Un nouvel ambassadeur russe à Paris

Un nouvel ambassadeur russe à Paris
Publié le 19 mars 2025
Sur son blog, Jean-Luc Mélenchon réécrit l’histoire : celle de l’effondrement de l’URSS, celle des supposées « promesses » occidentales de ne pas étendre l’OTAN à l’Est, celle des frontières de l’Ukraine. Sous couleur de non-alignement, l’Insoumis épouse en réalité la vision et les arguments de Vladimir Poutine.

Pour savoir ce que pense Jean-Luc Mélenchon sur un sujet, pas la peine de parcourir les gazettes : le leader Insoumis tient, sur son blog (https://melenchon.fr), un journal personnel à ciel ouvert où il livre chacune de ses pensées. Et ces dernières semaines, ses pensées se sont tournées en particulier vers la crise ukrainienne et l’ensemble de ses nombreuses ramifications géopolitiques.

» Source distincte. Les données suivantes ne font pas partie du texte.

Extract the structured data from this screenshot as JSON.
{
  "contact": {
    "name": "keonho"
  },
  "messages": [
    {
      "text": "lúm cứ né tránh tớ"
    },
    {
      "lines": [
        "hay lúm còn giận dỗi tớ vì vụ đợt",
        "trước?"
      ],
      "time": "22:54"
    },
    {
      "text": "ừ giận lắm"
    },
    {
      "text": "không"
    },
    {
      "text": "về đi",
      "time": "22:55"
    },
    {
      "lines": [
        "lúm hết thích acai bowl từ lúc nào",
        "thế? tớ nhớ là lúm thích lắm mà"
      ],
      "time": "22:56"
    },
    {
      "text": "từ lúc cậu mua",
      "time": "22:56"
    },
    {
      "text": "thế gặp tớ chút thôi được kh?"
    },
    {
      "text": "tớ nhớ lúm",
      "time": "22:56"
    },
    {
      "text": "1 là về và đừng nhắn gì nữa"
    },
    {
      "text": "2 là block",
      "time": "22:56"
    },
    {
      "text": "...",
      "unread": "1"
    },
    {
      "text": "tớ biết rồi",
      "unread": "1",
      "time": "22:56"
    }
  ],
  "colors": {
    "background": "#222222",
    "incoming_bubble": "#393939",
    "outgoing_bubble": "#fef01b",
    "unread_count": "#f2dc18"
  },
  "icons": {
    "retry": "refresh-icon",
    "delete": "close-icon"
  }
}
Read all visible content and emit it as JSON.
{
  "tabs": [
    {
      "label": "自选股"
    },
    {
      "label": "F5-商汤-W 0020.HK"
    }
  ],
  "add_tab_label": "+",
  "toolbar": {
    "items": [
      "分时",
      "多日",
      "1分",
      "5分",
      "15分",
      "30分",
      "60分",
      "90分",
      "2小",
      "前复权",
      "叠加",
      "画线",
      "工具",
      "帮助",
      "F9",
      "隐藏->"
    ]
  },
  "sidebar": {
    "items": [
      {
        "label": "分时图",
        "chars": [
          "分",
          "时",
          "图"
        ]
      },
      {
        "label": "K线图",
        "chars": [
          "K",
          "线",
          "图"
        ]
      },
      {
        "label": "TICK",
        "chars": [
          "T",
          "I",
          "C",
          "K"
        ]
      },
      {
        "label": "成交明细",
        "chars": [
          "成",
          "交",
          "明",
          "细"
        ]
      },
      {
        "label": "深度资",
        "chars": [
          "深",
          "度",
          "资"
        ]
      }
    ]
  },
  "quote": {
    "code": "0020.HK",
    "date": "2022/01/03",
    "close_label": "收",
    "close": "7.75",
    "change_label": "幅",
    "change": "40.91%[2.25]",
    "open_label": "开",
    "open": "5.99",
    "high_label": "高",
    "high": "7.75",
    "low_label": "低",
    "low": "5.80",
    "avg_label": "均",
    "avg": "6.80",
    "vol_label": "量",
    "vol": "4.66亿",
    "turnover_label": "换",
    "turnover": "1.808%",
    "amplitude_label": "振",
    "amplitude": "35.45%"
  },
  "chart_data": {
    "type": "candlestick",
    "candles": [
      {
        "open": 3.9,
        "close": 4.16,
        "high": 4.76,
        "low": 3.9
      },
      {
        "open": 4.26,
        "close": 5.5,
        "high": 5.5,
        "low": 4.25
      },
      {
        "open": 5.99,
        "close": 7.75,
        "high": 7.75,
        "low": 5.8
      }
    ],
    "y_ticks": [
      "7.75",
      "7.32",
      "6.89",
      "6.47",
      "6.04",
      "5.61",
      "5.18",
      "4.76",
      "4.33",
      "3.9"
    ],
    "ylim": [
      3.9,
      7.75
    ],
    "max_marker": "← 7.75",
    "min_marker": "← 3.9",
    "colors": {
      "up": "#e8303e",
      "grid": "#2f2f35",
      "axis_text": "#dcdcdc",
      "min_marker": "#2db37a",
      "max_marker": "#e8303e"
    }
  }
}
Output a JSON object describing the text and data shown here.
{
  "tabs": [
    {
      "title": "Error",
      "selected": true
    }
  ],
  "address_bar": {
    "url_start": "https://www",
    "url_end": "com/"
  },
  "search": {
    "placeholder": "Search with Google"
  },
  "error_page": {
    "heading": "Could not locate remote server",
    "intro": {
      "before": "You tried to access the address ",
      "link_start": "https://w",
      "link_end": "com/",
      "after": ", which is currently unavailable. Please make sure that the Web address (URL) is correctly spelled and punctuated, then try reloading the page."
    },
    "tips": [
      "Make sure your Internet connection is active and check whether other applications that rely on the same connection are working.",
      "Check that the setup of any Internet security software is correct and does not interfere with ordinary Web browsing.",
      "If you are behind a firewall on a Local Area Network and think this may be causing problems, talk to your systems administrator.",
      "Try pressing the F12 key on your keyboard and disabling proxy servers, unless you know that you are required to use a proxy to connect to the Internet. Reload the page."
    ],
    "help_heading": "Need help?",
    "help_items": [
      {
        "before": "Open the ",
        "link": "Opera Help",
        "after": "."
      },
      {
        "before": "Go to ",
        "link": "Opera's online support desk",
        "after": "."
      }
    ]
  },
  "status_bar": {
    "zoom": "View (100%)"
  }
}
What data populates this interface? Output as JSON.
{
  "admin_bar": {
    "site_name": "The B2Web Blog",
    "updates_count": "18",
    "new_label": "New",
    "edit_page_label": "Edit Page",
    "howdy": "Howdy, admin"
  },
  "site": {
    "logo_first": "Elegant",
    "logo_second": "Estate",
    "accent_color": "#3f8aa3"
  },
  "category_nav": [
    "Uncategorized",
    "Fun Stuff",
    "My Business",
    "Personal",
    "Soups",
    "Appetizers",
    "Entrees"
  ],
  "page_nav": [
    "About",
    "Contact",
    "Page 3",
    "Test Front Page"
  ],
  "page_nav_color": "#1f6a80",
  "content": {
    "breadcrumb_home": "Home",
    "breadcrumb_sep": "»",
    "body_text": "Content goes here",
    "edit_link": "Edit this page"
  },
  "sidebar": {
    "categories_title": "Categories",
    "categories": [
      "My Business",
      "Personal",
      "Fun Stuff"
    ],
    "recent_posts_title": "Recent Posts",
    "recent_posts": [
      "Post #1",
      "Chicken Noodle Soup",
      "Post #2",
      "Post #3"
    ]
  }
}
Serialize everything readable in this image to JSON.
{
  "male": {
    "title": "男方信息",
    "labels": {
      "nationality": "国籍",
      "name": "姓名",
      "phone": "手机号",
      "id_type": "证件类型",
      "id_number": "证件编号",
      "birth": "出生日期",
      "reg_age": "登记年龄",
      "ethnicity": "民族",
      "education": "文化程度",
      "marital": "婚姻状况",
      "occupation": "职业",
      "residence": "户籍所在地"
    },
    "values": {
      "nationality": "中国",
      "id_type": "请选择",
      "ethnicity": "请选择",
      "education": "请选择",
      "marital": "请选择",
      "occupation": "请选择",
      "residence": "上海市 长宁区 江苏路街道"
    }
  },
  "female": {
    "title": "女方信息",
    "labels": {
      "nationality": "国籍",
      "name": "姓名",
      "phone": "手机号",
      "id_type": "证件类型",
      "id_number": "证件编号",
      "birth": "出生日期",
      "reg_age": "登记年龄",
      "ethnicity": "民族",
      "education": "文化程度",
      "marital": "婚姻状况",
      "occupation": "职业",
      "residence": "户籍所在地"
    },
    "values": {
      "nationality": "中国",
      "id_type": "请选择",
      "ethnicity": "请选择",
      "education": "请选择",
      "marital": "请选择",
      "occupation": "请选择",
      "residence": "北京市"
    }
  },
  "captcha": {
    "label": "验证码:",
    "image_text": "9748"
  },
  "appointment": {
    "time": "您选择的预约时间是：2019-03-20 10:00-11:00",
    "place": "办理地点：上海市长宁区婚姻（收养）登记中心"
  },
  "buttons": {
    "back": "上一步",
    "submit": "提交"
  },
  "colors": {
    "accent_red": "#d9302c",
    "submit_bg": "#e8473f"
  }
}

Jean-Luc Mélenchon tient tout d’abord à sécuriser l’historique des positions de son mouvement sur le sujet. Qu’il ne soit pas dit que les Insoumis aient manqué d’ardeur à condamner l’agression russe et à soutenir la victime !

« Nous avons été, dès sept heures du matin, les premiers parmi les partis de gauche à formuler la condamnation ce 24 février-là. Et, bien sûr, les premiers et les seuls à en annoncer le risque en 2008 quand, à Budapest, l’Union européenne annonçait la prochaine adhésion de la Géorgie et de l’Ukraine à l’Otan. » (09/03)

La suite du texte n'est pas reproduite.